従来の電解液を使用した電池に比べ、全固体電池は従来の課題、特に安全性に対する懸念が解消されており、産業用ロボットにとって理想的な選択肢とされている。これにより、電池の長寿命化が図られ、10年以上の運用が期待される。
環境負荷の軽減
伝統的な産業用ロボットは、電源モジュールに使い捨ての一次電池を使用しており、1年または2年ごとに電池交換が必要になる。これにより多くの産業廃棄物が生まれ、環境に悪影響を与えていた。しかし、全固体電池「PSB401010H」を導入することで、定期的な電池交換の必要がなくなり、廃棄物の大幅な削減に貢献することが期待されている。
未来への技術的アプローチ
京セラは、自社の工場で得られたデータを基に、さらなる省メンテナンス化に向けた技術の導入を進める意向を示している。また、マクセルは今後もアナログコア技術を活用し、全固体電池の性能を向上させ、様々な社会的課題の解決に取り組むことを目指している。
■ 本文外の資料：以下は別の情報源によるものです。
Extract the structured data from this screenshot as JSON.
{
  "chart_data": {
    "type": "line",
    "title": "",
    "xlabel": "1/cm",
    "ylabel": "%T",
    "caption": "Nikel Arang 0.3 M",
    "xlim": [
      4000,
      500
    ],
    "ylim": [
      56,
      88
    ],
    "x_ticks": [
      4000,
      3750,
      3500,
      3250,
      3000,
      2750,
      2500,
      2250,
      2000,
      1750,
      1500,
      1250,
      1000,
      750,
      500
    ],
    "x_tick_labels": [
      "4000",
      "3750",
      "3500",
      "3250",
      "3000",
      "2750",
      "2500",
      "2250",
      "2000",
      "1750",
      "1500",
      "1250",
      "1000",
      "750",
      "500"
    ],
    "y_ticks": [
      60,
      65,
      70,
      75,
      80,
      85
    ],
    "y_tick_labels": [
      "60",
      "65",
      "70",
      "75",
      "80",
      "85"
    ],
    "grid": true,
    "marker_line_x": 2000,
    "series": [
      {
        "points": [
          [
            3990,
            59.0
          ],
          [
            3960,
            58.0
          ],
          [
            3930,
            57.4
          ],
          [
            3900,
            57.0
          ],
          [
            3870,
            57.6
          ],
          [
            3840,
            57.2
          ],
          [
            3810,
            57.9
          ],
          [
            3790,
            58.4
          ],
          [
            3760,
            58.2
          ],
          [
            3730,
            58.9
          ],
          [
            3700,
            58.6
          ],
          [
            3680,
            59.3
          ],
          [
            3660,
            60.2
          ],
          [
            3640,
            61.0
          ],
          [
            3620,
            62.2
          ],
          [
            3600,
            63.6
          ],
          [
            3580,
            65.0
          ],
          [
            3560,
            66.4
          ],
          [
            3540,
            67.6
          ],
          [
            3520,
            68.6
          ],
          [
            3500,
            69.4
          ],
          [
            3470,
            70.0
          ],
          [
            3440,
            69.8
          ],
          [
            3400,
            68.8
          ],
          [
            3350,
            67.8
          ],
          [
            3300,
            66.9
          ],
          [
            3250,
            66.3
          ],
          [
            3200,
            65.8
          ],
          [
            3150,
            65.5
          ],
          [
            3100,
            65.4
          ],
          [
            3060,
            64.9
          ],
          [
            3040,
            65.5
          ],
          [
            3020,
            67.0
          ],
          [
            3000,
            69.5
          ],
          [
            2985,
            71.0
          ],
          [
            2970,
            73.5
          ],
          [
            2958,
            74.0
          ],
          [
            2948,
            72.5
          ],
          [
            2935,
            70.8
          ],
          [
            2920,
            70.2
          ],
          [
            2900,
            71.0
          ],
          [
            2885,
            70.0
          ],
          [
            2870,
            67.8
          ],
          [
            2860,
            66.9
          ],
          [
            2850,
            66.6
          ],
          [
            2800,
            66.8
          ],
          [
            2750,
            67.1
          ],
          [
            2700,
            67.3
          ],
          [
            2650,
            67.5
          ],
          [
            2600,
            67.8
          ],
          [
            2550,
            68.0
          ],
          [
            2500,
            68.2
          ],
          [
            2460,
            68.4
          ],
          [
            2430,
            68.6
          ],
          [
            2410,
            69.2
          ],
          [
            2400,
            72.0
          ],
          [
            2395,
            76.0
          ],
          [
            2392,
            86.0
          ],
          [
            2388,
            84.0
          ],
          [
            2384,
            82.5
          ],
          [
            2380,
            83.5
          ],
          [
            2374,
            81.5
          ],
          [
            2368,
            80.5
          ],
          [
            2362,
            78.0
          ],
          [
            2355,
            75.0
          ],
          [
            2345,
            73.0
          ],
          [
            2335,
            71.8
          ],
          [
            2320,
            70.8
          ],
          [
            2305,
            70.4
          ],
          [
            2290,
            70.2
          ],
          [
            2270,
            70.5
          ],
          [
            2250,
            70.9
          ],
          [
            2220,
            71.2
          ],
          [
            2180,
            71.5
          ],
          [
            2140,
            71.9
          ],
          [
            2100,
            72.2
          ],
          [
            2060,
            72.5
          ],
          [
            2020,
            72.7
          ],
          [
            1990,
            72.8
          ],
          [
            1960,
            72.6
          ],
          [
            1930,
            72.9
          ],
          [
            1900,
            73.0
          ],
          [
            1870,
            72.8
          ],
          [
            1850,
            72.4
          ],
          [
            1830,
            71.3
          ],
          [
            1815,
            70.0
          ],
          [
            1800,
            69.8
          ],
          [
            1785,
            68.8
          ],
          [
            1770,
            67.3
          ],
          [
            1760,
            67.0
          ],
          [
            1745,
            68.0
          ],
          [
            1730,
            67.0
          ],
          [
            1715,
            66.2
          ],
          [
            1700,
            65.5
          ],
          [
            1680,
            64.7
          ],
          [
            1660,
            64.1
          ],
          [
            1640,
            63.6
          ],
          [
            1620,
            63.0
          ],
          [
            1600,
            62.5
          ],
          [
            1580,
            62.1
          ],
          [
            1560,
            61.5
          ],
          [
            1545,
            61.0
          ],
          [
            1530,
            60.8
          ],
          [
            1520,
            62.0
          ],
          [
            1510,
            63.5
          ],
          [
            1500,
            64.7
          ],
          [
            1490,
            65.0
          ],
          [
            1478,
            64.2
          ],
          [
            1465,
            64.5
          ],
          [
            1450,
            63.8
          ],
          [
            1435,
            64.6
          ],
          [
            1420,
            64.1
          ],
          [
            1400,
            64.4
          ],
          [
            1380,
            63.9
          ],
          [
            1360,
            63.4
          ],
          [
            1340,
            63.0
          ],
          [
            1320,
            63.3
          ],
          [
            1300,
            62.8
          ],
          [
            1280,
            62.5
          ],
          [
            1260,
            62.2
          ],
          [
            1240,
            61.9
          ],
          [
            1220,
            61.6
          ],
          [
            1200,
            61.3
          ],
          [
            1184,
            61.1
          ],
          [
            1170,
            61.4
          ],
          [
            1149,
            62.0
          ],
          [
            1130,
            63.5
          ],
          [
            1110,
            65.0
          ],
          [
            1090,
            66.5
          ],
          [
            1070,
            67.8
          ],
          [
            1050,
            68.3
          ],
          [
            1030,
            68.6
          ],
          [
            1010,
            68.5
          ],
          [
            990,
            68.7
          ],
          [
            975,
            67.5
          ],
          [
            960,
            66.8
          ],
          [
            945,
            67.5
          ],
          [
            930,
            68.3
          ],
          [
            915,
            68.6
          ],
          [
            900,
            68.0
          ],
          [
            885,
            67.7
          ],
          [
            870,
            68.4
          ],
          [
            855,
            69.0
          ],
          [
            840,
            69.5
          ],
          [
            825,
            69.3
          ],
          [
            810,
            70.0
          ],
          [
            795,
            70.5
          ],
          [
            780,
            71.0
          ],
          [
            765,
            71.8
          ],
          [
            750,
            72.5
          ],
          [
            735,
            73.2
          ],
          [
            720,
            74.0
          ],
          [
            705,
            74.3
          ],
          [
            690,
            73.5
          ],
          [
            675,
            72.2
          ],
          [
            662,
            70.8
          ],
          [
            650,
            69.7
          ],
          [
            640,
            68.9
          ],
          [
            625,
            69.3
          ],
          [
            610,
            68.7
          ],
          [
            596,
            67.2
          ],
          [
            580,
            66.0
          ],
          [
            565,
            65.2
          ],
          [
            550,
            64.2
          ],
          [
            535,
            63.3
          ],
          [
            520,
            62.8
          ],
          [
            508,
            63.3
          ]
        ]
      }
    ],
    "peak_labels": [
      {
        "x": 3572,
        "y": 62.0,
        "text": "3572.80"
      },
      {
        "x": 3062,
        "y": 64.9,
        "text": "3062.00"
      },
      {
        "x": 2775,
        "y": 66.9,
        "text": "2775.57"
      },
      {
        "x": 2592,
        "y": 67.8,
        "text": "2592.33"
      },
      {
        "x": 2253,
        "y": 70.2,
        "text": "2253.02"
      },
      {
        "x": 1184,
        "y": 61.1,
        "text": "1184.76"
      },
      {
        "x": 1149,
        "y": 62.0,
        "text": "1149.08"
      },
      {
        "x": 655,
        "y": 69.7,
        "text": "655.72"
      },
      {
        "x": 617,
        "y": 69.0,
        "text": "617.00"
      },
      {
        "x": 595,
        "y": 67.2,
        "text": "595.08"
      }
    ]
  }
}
特に、全固体電池は高い耐熱性、高出力、大容量を持つため、これまで使用が難しかった分野への応用が期待されている。両社の連携は、今後の電池技術の発展にとって重要なマイルストーンとなるだろう。
結論
京セラとマクセルの連携は、産業用途における全固体電池の可能性を開くものであり、今後のテスト運用の結果が非常に注目される。社会的課題に対する解決策としての役割を果たす全固体電池に、私たちは期待を寄せている。両社の技術革新が、未来の産業の在り方を変える可能性を持っていることが、今から待ち遠しい。